For the next three days Colin kept to his bunk. His high hopes of becoming a good sailor were rudely dashed, not exactly to the ground, but somewhere else of a less solid nature. In nautical parlance, he was "mustering his bag," or, in plain language, he was horribly seasick.
All the way down Channel and across the Bay the Huldebras was followed by a strong nor'-easterly wind, that made the ship roll far worse than if she had encountered a head wind.
Colin had some slight satisfaction in the knowledge that he was not the only passenger out of action with mal-de-mer. The steward, who brought and took away twelve untasted meals, informed him that only half-a-dozen of the second-class were up and about.

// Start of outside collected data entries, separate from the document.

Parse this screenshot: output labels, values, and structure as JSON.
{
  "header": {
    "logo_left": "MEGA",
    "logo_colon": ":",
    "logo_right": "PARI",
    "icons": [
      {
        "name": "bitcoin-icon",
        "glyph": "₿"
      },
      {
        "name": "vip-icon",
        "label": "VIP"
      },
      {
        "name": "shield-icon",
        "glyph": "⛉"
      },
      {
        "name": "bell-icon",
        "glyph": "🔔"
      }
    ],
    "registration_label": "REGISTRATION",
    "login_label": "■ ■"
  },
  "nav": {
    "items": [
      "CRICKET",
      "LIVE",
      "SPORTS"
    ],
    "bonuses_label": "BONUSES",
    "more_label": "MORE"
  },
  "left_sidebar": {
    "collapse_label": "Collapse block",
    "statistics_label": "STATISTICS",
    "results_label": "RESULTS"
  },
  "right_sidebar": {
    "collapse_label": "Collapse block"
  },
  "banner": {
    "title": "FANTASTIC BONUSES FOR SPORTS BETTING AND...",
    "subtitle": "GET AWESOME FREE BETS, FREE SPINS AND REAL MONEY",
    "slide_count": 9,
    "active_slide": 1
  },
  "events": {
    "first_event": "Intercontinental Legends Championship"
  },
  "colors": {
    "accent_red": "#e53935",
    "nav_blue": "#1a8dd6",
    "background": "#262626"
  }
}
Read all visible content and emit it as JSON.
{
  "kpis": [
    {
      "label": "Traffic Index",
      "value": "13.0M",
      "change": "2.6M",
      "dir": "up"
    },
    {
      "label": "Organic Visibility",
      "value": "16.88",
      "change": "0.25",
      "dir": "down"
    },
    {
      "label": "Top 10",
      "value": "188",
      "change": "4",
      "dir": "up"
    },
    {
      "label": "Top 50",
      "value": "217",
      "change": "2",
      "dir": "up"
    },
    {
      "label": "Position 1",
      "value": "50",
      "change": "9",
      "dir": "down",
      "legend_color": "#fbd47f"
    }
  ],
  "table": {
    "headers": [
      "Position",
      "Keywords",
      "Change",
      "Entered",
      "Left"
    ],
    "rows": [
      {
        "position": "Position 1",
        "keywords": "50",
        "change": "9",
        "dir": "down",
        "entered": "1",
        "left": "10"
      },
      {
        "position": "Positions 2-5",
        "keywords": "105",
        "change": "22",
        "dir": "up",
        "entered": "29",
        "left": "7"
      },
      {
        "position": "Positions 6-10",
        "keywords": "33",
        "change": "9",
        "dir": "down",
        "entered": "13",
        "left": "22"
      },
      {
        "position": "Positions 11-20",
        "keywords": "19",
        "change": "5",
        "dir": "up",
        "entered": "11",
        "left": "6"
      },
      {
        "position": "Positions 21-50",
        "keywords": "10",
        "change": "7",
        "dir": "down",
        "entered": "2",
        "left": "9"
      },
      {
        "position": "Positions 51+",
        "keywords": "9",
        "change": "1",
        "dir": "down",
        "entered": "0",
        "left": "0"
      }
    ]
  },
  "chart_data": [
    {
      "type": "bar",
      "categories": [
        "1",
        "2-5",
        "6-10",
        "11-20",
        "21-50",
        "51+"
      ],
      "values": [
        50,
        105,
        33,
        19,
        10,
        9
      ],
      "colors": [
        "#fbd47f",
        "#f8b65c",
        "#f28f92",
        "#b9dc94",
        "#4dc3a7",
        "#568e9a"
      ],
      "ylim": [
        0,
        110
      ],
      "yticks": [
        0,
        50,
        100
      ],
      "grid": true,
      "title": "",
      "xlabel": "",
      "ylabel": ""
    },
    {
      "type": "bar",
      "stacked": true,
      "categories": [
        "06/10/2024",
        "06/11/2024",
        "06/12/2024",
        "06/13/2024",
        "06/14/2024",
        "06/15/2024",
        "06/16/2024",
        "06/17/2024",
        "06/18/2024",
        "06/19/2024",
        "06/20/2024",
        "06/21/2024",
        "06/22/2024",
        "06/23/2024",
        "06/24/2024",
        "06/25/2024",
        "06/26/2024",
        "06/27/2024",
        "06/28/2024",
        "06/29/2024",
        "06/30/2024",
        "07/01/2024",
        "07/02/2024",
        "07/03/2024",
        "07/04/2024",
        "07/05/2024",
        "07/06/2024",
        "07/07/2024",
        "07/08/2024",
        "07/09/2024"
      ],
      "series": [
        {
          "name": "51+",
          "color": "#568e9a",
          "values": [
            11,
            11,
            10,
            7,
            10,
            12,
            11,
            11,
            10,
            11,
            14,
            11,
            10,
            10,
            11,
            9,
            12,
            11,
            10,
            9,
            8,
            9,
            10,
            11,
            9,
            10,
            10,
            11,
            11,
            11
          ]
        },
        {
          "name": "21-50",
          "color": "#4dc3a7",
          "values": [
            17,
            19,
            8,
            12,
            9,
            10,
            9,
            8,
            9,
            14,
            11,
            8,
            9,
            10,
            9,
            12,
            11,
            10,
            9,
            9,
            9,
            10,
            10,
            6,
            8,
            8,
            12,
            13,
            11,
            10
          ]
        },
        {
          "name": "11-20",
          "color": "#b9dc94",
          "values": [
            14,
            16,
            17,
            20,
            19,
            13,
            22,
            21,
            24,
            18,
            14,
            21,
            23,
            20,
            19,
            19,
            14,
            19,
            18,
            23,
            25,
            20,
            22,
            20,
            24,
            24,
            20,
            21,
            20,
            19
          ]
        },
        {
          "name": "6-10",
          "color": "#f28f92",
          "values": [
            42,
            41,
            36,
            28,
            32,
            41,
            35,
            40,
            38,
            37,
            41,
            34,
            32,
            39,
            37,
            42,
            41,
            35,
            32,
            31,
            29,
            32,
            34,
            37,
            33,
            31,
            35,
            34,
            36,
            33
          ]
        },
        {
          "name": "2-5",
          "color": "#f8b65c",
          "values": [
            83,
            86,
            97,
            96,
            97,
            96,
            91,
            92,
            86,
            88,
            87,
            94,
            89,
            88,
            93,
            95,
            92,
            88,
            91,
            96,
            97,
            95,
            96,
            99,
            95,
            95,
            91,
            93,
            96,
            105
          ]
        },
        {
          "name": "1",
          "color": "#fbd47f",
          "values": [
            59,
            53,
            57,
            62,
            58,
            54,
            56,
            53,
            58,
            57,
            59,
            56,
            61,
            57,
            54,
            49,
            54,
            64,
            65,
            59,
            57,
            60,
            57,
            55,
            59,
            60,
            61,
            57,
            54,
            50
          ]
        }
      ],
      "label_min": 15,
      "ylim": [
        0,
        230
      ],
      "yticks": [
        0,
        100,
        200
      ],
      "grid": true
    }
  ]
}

On the morning of the fourth day Colin dressed and went on deck. He still felt far from well, but he was able to eat breakfast. There was no sign of Tiny Desmond, and it was not until late that afternoon that that very woe-begone-looking youth staggered out of his cabin.
But before the Huldebras sighted Las Palmas Colin had recovered his normal spirits, while Desmond looked better than he had done for weeks past. The rest of the passengers, too, were finding their sea-legs, and taking an interest in deck games.
In spite of the difference of ages, the two chums got on splendidly with Van der Wyck. Apart from the fact that he knew the district to which they were bound, he was a "thundering good sort." He retained the quiet, unassuming manner of a veldt farmer, combined with the experience gained by travelling in other portions of the Empire to which he was proud to belong.